Steve Kerr would consider coaching
by Michael Hiestand, USA TODAY Sports
As a lead CBS/Turner NCAA men’s basketball tournament game analyst, Steve Kerr will be sitting courtside through coverage of the Final Four.
But eventually, he might be prowling the NCAA sidelines — as a coach.
“Sure, I’d consider (college) coaching,” Kerr tells USA TODAY Sports. “The college game is something I’ve loved and always been intrigued by, going back to when my dad was teaching at UCLA and I was a ball boy there.”
Kerr, who will also call TNT NBA action through the Eastern Conference Finals, notes he has become “more entrenched” with the pros than with the college game. He played 15 NBA seasons before retiring in 2003 and was the Phoenix Suns’ basketball operations president and general manager from 2007-2010.
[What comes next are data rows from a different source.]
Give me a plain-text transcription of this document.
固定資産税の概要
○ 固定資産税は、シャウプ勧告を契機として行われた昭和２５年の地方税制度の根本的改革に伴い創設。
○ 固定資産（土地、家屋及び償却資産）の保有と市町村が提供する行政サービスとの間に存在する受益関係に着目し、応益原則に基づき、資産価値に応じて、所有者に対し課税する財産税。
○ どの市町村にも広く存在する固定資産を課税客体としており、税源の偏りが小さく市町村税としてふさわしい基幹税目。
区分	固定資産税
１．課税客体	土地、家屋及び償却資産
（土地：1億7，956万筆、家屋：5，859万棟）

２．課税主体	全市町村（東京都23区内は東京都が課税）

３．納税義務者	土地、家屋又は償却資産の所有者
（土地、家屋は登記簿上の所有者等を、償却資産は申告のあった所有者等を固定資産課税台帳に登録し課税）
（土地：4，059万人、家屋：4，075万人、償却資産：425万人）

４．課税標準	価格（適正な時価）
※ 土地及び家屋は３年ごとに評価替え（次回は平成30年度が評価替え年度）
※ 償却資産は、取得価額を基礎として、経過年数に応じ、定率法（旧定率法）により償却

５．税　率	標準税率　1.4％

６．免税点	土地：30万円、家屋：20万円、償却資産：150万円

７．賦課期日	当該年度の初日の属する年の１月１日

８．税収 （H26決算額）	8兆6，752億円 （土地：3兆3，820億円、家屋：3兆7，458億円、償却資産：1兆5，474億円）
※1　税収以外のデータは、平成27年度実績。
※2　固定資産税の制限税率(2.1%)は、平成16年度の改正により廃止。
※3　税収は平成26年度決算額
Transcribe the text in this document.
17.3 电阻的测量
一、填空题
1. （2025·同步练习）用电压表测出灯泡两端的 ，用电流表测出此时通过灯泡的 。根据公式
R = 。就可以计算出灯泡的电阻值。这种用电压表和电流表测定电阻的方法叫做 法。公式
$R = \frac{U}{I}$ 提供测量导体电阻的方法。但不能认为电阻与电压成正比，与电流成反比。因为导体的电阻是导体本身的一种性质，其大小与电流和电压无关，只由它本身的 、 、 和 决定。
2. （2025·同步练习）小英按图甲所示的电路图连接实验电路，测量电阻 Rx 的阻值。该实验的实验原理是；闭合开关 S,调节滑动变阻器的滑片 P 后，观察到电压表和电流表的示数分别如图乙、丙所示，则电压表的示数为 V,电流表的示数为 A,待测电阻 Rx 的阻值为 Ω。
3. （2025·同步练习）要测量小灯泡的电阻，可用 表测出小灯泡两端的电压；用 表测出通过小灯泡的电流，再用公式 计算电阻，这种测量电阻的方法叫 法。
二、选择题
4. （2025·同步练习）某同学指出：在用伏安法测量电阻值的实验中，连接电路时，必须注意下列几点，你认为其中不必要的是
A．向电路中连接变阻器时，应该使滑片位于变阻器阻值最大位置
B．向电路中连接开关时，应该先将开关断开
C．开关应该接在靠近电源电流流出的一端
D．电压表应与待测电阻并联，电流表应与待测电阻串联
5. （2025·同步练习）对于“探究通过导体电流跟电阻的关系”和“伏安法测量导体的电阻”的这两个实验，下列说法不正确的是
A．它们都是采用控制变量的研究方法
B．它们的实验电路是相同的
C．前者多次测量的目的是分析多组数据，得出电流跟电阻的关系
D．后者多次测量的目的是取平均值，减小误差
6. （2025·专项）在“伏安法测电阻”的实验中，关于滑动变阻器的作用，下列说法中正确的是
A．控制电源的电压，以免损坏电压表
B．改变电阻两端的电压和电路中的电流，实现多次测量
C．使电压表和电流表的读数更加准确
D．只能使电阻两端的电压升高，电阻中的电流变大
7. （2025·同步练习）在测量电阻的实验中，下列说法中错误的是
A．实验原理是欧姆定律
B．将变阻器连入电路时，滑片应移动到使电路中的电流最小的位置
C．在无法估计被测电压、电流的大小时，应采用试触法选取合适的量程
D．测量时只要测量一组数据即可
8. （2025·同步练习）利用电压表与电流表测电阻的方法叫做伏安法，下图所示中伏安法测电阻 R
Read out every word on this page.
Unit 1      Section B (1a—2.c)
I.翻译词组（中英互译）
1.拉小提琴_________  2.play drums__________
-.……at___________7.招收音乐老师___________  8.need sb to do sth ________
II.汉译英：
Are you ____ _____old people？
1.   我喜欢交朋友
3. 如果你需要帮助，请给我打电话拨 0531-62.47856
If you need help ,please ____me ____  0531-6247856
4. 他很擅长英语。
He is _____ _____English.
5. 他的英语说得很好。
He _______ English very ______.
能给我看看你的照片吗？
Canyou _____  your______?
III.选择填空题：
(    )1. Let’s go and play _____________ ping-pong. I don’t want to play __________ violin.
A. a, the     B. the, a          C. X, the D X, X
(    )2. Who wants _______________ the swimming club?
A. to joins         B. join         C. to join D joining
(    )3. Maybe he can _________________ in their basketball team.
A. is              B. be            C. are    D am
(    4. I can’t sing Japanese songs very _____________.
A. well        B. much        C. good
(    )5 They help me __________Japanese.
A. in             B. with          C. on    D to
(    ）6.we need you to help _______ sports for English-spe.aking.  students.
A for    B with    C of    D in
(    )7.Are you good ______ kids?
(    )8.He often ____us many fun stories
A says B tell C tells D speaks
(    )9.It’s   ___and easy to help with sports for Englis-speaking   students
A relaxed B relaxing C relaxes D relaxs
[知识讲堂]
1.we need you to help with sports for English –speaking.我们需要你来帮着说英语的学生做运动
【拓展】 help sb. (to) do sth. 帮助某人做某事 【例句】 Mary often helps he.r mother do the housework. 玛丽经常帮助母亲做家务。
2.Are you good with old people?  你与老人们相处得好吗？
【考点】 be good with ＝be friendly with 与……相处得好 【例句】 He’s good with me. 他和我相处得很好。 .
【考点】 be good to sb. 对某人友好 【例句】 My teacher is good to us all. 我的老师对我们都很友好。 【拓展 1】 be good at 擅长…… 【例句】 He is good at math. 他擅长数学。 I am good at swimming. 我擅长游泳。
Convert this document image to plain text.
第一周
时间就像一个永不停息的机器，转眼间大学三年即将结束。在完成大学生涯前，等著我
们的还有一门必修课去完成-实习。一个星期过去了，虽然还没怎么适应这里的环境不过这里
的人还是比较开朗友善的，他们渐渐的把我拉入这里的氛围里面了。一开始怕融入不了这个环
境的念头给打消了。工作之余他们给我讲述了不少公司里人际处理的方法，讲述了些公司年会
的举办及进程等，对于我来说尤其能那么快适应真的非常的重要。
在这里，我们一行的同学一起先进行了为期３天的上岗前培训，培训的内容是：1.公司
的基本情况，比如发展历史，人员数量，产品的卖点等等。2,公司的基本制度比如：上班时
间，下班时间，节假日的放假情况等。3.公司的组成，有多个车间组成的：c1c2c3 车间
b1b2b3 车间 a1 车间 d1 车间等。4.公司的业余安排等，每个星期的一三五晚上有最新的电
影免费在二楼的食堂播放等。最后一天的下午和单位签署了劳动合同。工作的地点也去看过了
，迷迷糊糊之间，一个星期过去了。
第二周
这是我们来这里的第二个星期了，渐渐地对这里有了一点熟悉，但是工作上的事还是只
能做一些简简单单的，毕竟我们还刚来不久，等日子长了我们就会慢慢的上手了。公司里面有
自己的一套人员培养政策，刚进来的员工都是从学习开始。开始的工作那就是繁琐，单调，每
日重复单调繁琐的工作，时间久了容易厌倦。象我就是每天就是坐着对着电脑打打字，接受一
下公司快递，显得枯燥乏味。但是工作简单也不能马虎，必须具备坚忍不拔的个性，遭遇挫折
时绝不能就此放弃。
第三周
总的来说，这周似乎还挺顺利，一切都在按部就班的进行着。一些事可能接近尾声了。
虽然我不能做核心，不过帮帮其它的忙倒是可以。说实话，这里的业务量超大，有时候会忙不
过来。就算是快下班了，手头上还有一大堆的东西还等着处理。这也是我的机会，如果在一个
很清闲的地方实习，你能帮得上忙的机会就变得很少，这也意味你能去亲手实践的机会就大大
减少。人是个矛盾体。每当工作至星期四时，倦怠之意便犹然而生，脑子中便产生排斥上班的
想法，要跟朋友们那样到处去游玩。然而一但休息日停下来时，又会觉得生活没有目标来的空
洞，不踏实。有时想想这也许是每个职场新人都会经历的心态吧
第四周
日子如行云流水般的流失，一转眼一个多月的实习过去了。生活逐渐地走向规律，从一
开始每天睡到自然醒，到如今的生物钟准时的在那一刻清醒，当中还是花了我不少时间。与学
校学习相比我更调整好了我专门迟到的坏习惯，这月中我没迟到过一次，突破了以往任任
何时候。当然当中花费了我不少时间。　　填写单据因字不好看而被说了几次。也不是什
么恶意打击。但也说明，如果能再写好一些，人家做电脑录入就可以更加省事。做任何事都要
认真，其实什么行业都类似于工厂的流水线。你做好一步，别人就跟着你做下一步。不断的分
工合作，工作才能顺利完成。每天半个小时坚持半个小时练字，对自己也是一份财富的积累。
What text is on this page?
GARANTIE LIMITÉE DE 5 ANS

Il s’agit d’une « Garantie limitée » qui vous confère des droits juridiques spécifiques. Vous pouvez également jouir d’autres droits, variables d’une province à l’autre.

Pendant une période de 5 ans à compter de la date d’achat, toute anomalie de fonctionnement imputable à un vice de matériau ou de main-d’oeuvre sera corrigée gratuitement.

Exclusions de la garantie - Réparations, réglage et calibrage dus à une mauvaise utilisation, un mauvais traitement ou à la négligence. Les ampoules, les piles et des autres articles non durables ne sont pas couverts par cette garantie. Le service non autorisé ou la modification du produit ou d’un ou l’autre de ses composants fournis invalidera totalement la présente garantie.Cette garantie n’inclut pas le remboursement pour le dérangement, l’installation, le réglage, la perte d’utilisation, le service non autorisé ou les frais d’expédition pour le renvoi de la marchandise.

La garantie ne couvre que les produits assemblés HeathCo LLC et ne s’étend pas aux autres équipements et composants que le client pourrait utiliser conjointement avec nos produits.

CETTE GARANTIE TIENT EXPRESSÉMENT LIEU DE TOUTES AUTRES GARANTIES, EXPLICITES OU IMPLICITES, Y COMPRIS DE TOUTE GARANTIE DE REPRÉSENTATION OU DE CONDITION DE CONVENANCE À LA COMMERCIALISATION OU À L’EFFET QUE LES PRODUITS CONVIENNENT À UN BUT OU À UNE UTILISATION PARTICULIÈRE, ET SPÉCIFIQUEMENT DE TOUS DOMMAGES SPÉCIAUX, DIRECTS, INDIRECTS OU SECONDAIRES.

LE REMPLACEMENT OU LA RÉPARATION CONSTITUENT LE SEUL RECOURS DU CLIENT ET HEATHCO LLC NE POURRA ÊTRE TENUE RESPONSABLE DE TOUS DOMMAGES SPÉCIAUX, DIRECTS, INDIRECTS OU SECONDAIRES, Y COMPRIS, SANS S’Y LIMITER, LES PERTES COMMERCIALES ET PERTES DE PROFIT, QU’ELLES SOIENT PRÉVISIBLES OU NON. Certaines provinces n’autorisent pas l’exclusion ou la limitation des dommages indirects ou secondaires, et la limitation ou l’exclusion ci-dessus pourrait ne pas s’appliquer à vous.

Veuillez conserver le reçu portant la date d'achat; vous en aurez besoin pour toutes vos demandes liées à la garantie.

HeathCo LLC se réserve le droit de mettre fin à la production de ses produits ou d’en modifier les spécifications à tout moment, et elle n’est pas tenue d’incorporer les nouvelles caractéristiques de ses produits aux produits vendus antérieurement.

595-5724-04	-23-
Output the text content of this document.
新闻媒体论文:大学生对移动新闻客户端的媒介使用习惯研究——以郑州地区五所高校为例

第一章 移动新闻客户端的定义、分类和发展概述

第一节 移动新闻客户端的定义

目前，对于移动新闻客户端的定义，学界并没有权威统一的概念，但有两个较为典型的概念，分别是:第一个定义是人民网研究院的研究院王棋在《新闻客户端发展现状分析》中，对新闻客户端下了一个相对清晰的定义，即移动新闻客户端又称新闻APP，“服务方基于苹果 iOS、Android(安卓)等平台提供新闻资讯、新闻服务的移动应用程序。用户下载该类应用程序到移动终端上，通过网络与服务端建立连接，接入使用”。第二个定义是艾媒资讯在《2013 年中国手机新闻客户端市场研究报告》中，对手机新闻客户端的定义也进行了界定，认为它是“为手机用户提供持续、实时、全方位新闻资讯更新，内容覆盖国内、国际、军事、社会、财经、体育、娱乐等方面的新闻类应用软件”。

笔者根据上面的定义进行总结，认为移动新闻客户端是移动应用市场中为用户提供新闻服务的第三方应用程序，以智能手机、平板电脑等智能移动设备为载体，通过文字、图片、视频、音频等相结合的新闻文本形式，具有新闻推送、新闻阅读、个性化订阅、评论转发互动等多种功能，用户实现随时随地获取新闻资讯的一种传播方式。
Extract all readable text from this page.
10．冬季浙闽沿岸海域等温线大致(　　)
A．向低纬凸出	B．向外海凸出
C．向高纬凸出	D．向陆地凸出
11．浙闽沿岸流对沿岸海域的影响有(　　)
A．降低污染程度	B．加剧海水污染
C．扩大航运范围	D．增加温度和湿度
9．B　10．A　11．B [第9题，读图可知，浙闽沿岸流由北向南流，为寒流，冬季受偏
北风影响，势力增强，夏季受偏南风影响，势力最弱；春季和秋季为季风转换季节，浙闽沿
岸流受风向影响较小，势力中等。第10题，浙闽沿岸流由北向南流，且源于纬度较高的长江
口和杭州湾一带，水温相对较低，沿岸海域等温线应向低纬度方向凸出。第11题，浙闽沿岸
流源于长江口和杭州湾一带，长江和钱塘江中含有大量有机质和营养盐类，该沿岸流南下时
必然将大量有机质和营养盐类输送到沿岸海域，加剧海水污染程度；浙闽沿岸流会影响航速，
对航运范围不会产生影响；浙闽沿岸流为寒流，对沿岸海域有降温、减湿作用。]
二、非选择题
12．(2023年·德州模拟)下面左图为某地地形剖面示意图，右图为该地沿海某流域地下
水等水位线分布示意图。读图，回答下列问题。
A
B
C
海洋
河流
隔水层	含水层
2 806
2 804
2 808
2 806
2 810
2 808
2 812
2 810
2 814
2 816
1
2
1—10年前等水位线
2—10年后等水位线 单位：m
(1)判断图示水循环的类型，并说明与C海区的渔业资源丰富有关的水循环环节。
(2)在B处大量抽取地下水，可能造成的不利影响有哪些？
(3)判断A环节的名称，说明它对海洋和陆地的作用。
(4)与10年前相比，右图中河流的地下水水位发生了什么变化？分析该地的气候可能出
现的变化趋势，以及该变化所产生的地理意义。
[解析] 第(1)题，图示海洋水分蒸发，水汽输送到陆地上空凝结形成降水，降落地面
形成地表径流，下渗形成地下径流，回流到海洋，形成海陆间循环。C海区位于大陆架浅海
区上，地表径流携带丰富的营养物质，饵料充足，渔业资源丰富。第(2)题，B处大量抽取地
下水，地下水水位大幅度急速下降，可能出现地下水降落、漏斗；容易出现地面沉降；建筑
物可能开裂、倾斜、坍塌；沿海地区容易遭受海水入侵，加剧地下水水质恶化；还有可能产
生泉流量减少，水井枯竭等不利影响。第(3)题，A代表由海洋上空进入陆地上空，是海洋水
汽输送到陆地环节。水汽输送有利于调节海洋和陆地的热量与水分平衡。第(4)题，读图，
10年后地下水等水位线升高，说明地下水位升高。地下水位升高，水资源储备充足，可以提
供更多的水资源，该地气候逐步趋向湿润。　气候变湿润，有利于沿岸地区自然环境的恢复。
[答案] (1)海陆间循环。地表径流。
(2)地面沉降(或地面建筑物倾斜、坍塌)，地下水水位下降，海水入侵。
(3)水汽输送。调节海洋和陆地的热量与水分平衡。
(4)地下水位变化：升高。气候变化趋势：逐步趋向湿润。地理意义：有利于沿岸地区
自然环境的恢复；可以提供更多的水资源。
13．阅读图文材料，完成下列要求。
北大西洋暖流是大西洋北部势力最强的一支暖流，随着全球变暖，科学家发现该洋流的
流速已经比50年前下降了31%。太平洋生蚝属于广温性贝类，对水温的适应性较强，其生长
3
Kerr, who will work Wisconsin’s game against Mississippi on Friday (TruTV, 12:40 p.m. ET), says he left his Suns’ job in part to spend more time with his three children, “But the empty nest is approaching in three years. So I can see diving back in” — and getting out of broadcasting.
He says he’s not so interested in heading back to a front office job. “I think coaching to me is more intriguing than management,” he says. “The pleasure I get from the game is being involved with players.”
Kerr says he hasn’t formally interviewed with any teams about coaching jobs — yet. “But I’ve tried to pick a lot of people’s brains. I’m sort of preparing for it, without it being a formal process.”
And, besides, “You never know what happens in life.”
With Kerr’s basketball career, that’s an understatement. He didn’t get any scholarship offers until a month before his freshman year, when he heard from Arizona and Cal State/Fullerton: “They’d lost players. I grabbed Arizona before I saw the campus. I wanted to say yes before they changed their mind.”
At Arizona, Kerr set an NCAA single-season record for three-point shooting percentage — 57.3% — before going 2-of-12 in the team’s 1988 Final Four loss to Oklahoma. “I just fell out of rhythm. … It’s probably the one game I still think about with regret to this day.”